HDFS Lease Recovey 和 Block Recovery

這篇分析一下Lease Recovery 和 Block Recovery

hdfs支援hflush後，需要保證hflush的資料被讀到，datanode重新開機不能簡單的丢棄檔案的最後一個block，而是需要保留下hflush的資料。同時為了支援append，需要将已經finalized的block重新打開追加資料。這就為當機的恢複處理帶來了更大的困難，支援hflush/append之前，hdfs隻需要将未關閉檔案的最後一個block的多個副本删除即可.

在hdfs的設計中，Lease是為了實作一個檔案在一個時刻隻能被一個用戶端寫。用戶端寫檔案或者append之前都需要向namenode申請這個檔案的Lease，在用戶端寫資料的過程中，背景線程會不斷的renew lease，不斷的延長獨占寫的時間.實際上，Lease有兩個limit，一個是soft limit，預設60s，一個是hard limit，預設1小時。

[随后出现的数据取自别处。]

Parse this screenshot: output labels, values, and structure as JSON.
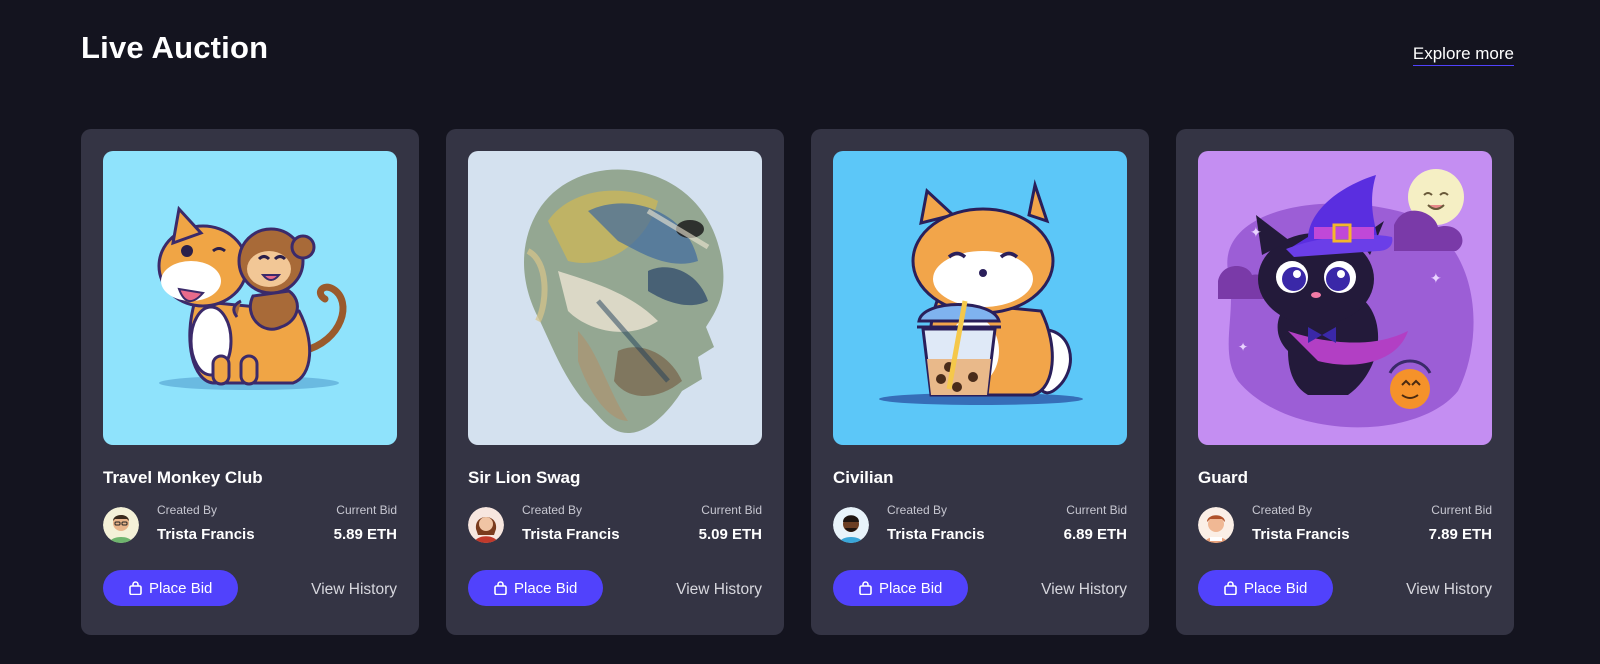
{
  "section": {
    "title": "Live Auction",
    "explore_label": "Explore more"
  },
  "cards": [
    {
      "title": "Travel Monkey Club",
      "created_by_label": "Created By",
      "creator": "Trista Francis",
      "current_bid_label": "Current Bid",
      "bid": "5.89 ETH",
      "place_bid_label": "Place Bid",
      "history_label": "View History",
      "image": "shiba-and-monkey-illustration",
      "image_bg": "#8fe3fc"
    },
    {
      "title": "Sir Lion Swag",
      "created_by_label": "Created By",
      "creator": "Trista Francis",
      "current_bid_label": "Current Bid",
      "bid": "5.09 ETH",
      "place_bid_label": "Place Bid",
      "history_label": "View History",
      "image": "painted-skull-sculpture",
      "image_bg": "#d4e1ef"
    },
    {
      "title": "Civilian",
      "created_by_label": "Created By",
      "creator": "Trista Francis",
      "current_bid_label": "Current Bid",
      "bid": "6.89 ETH",
      "place_bid_label": "Place Bid",
      "history_label": "View History",
      "image": "shiba-drinking-boba-illustration",
      "image_bg": "#5cc7f8"
    },
    {
      "title": "Guard",
      "created_by_label": "Created By",
      "creator": "Trista Francis",
      "current_bid_label": "Current Bid",
      "bid": "7.89 ETH",
      "place_bid_label": "Place Bid",
      "history_label": "View History",
      "image": "witch-cat-illustration",
      "image_bg": "#c48ef2"
    }
  ],
  "colors": {
    "background": "#14141f",
    "card": "#343444",
    "accent": "#5142fc",
    "text": "#ffffff",
    "muted": "#c7c7d1"
  },
  "icons": {
    "button_icon": "shopping-bag-icon"
  }
}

這兩個limit的差別如下:

lease soft limit過期之前，該用戶端擁有對這個檔案的獨立通路權，其他用戶端不能剝奪該用戶端獨占寫這個檔案的權利。

lease soft limit過期後，任何一個用戶端都可以回收lease，繼而得到這個檔案的lease，獲得對這個檔案的獨占通路權。

lease hard limit過期後，namenode強制關閉檔案，撤銷lease.

考慮用戶端寫檔案的過程中當機，那麼在lease soft limit過期之前，其他的用戶端不能寫這個檔案，等到lease soft limit過期後，其他用戶端可以寫這個檔案，在寫檔案之前，會首先檢查檔案是不是沒有關閉，如果沒有，那麼就會進入lease recovery和block recovery階段，這個階段的目的是使檔案的最後一個block的所有副本資料達到一緻，因為用戶端寫block的多個副本是pipeline寫，pipeline中的副本資料不一緻很正常。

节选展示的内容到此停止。